Among all of Church’s paintings, Self-Portrait with Five Muses is the most academically accomplished in terms of its composition. The painting is on view now in the museum’s galleries dedicated to exhibiting artwork by Northeast Ohio artists.

The Artist’s Studio
Platzer’s choice genre painting strengthens museum’s 18th century European collection

Johann Georg Platzer is the most significant Austrian painter of the 18th century, and The Artist’s Studio depicts painting and artistic practice as an intellectual pursuit, as it was considered during the European Enlightenment. The main figure of this painting is an idealized image of Platzer himself, showing a work to an elderly patron. A studio hand grinds pigments in the right foreground, while a drawing class takes place in the back. An artist-in-training is seated on the floor, surrounded by drawings and prints.

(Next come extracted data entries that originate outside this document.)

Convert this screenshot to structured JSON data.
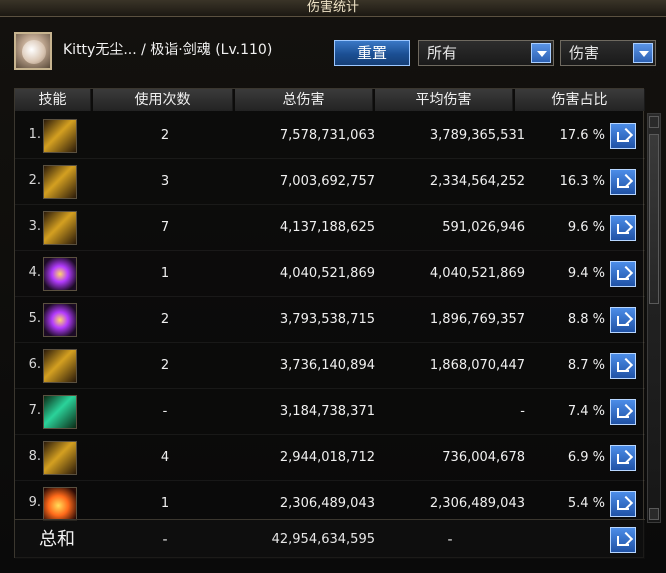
{
  "window": {
    "title": "伤害统计"
  },
  "header": {
    "character_display": "Kitty无尘... / 极诣·剑魂 (Lv.110)",
    "reset_label": "重置",
    "scope_value": "所有",
    "metric_value": "伤害"
  },
  "table": {
    "headers": {
      "skill": "技能",
      "uses": "使用次数",
      "total": "总伤害",
      "avg": "平均伤害",
      "pct": "伤害占比"
    },
    "rows": [
      {
        "index": "1.",
        "uses": "2",
        "total": "7,578,731,063",
        "avg": "3,789,365,531",
        "pct": "17.6 %"
      },
      {
        "index": "2.",
        "uses": "3",
        "total": "7,003,692,757",
        "avg": "2,334,564,252",
        "pct": "16.3 %"
      },
      {
        "index": "3.",
        "uses": "7",
        "total": "4,137,188,625",
        "avg": "591,026,946",
        "pct": "9.6 %"
      },
      {
        "index": "4.",
        "uses": "1",
        "total": "4,040,521,869",
        "avg": "4,040,521,869",
        "pct": "9.4 %"
      },
      {
        "index": "5.",
        "uses": "2",
        "total": "3,793,538,715",
        "avg": "1,896,769,357",
        "pct": "8.8 %"
      },
      {
        "index": "6.",
        "uses": "2",
        "total": "3,736,140,894",
        "avg": "1,868,070,447",
        "pct": "8.7 %"
      },
      {
        "index": "7.",
        "uses": "-",
        "total": "3,184,738,371",
        "avg": "-",
        "pct": "7.4 %"
      },
      {
        "index": "8.",
        "uses": "4",
        "total": "2,944,018,712",
        "avg": "736,004,678",
        "pct": "6.9 %"
      },
      {
        "index": "9.",
        "uses": "1",
        "total": "2,306,489,043",
        "avg": "2,306,489,043",
        "pct": "5.4 %"
      }
    ],
    "summary": {
      "label": "总和",
      "uses": "-",
      "total": "42,954,634,595",
      "avg": "-"
    }
  },
  "icons": {
    "skill_icons": [
      "skill-sword-icon",
      "skill-slash-icon",
      "skill-charge-icon",
      "skill-burst-icon",
      "skill-strike-icon",
      "skill-wave-icon",
      "skill-kanji-icon",
      "skill-sweep-icon",
      "skill-flash-icon"
    ],
    "share": "share-icon",
    "dropdown": "chevron-down-icon"
  },
  "colors": {
    "accent_blue": "#2052a6",
    "text_primary": "#f0f0f0"
  }
}
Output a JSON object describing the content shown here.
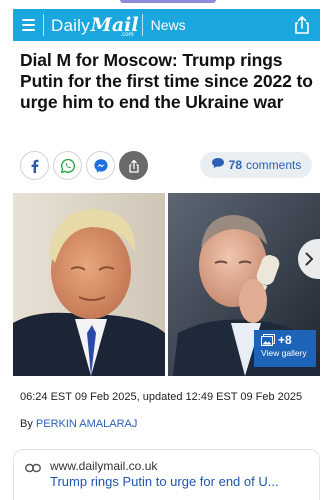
{
  "masthead": {
    "logo_daily": "Daily",
    "logo_mail": "Mail",
    "logo_com": ".com",
    "section": "News",
    "background": "#1aa6de"
  },
  "article": {
    "headline": "Dial M for Moscow: Trump rings Putin for the first time since 2022 to urge him to end the Ukraine war",
    "comments_count": "78",
    "comments_label": "comments",
    "published": "06:24 EST 09 Feb 2025, updated 12:49 EST 09 Feb 2025",
    "byline_prefix": "By",
    "author": "PERKIN AMALARAJ"
  },
  "social": {
    "icons": [
      "facebook-icon",
      "whatsapp-icon",
      "messenger-icon",
      "share-icon"
    ]
  },
  "gallery": {
    "extra_count": "+8",
    "view_label": "View gallery",
    "accent": "#1d63b7"
  },
  "link_preview": {
    "url": "www.dailymail.co.uk",
    "title": "Trump rings Putin to urge for end of U..."
  }
}
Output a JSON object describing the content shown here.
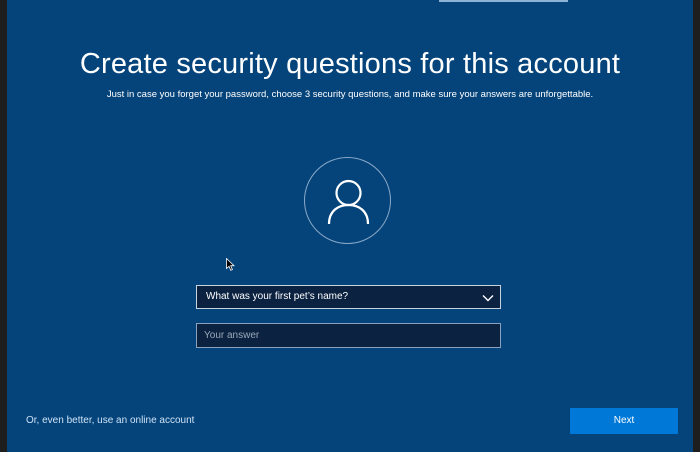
{
  "page": {
    "title": "Create security questions for this account",
    "subtitle": "Just in case you forget your password, choose 3 security questions, and make sure your answers are unforgettable."
  },
  "avatar": {
    "icon": "user-icon"
  },
  "question": {
    "selected": "What was your first pet’s name?",
    "icon": "chevron-down-icon"
  },
  "answer": {
    "placeholder": "Your answer",
    "value": ""
  },
  "footer": {
    "online_account_link": "Or, even better, use an online account",
    "next_label": "Next"
  },
  "colors": {
    "background": "#05447a",
    "accent": "#0078d7",
    "field_background": "#0b2240",
    "text": "#ffffff"
  }
}
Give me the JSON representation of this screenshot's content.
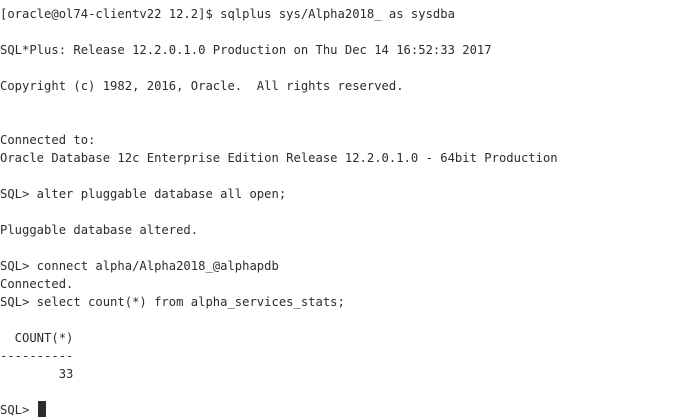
{
  "terminal": {
    "clipped_top_text": "                                                 -",
    "lines": [
      "[oracle@ol74-clientv22 12.2]$ sqlplus sys/Alpha2018_ as sysdba",
      "SQL*Plus: Release 12.2.0.1.0 Production on Thu Dec 14 16:52:33 2017",
      "Copyright (c) 1982, 2016, Oracle.  All rights reserved.",
      "Connected to:",
      "Oracle Database 12c Enterprise Edition Release 12.2.0.1.0 - 64bit Production",
      "SQL> alter pluggable database all open;",
      "Pluggable database altered.",
      "SQL> connect alpha/Alpha2018_@alphapdb",
      "Connected.",
      "SQL> select count(*) from alpha_services_stats;",
      "  COUNT(*)",
      "----------",
      "        33"
    ],
    "prompt": "SQL> "
  },
  "colors": {
    "background": "#ffffff",
    "text": "#2c2c2c",
    "cursor": "#2c2c2c"
  }
}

The studio itself is lush, complete with a Turkish carpet and velvet upholstered furniture, and is lined with paintings. These paintings reveal Platzer’s mastery of all genres, from landscape and still life to fables, religion and myth. They also present an allegory of the five senses: a floral still-life represents Smell; the lutenist and singer Sound; the woman feeding fruit to a parrot, Taste; for Touch, Platzer reinterprets Aesop’s fable of the Satyr and the Peasants (where the peasant blows on his hands to warm them and his soup to cool it); and Sight is represented allegorically by the rendering of Bathsheba at Her Bath.

This work by Platzer may be considered the most important representation of the artist’s studio genre in the entire collection, with the possible exception of a 1640 print by Rembrandt. In addition, while the museum’s 18th century central European decorative arts are of the highest quality, and the sculpture holdings are one of the most significant in America, this acquisition fills a gap in the 18th century paintings holdings. The Artist’s Studio is a cornerstone of the reinstallation of the museum’s central European gallery, and debuts when the galleries open later this year.